Seconding Codependency No More.

Feeling like an idiot because you saw this coming, or didn't see this coming. I can relate to that being a huge obstacle and I would recommend just not fighting that fight. Do anything else but that. You did good. You are totally lucky this didn't get much worse. One day, this is all going to sit very well with you, and I know you know this to be true. Finally, you're not the only person that has had to endure such an experience. Every other song on the radio is about a broken heart.

Now get out of the house. Stop overcooking your head. There is no "correct reaction" to this sort of thing. Water the relationships that are working in your life today. It's okay to have your feelings hurt, and to pass on making any major decisions today, other than loving yourself. If you're the religious type, pray for grace. Al-Anon's actually a pretty good program and you can go and just listen for a while; take what you like and leave the rest.
posted by phaedon at 3:22 PM on May 22, 2015


Al Anon has been suggested but it's really not my thing.

That's too bad, because...

Any books, tips or ideas anyone can offer specific to alcoholism or just a shitty break-up would be super.

...that's kind of Al-Anon's specialty. I had a bit of a different situation but similar in that (a) I ignored my partner's drinking and the other problems that went with it for way too long, made excuses and hoped for the best, and (b) gave him his walking papers, and only THEN went to Al-Anon to figure out what the hell landed me in that place. Al Anon is technically for "anyone affected by someone else's drinking" and even if he's not in the picture any longer, you were affected. I recommend just trying it out. Go and listen. It's a lot different from its pop culture impression.

If you can't bring yourself to do that, I agree Codependent No More is a lifesaver of a book. It was for me, anyway. Now is a good time to very gently and very selfishly focus on you, on listening to yourself and being honest with yourself and a friend to yourself and figuring out what you really want and need. Good luck. Don't look back.
posted by Miko at 7:30 PM on May 22, 2015 [2 favorites]

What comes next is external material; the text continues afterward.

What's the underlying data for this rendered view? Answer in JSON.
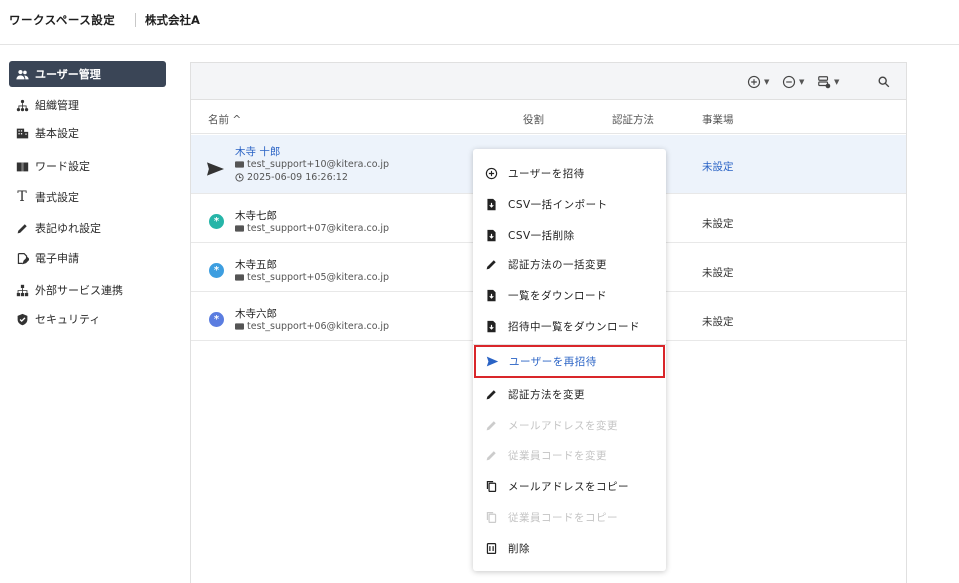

I know some people who prefer CoDA to Al-Anon, so you may want to check that out. I don't know how applicable it is for you long term, as based on this post it doesn't seem like you have a pattern of getting involved with addicted personality types, but it may be a good place to go near term if you just want some understanding people to talk to.
posted by ill3 at 11:44 PM on May 22, 2015


CoDa might be more appropriate, and I tried to find a CoDa when I needed it, but just a heads-up, they're a lot rarer than Al-Anon. Chances are there's an AL-Anon near everybody just about every day of the week. The CoDa groups are less frequent and more scattered. ANd they have a lot of overlap, so I found Al-Anon did me well, especially because my problem,too, came to ahead around partner's drinking.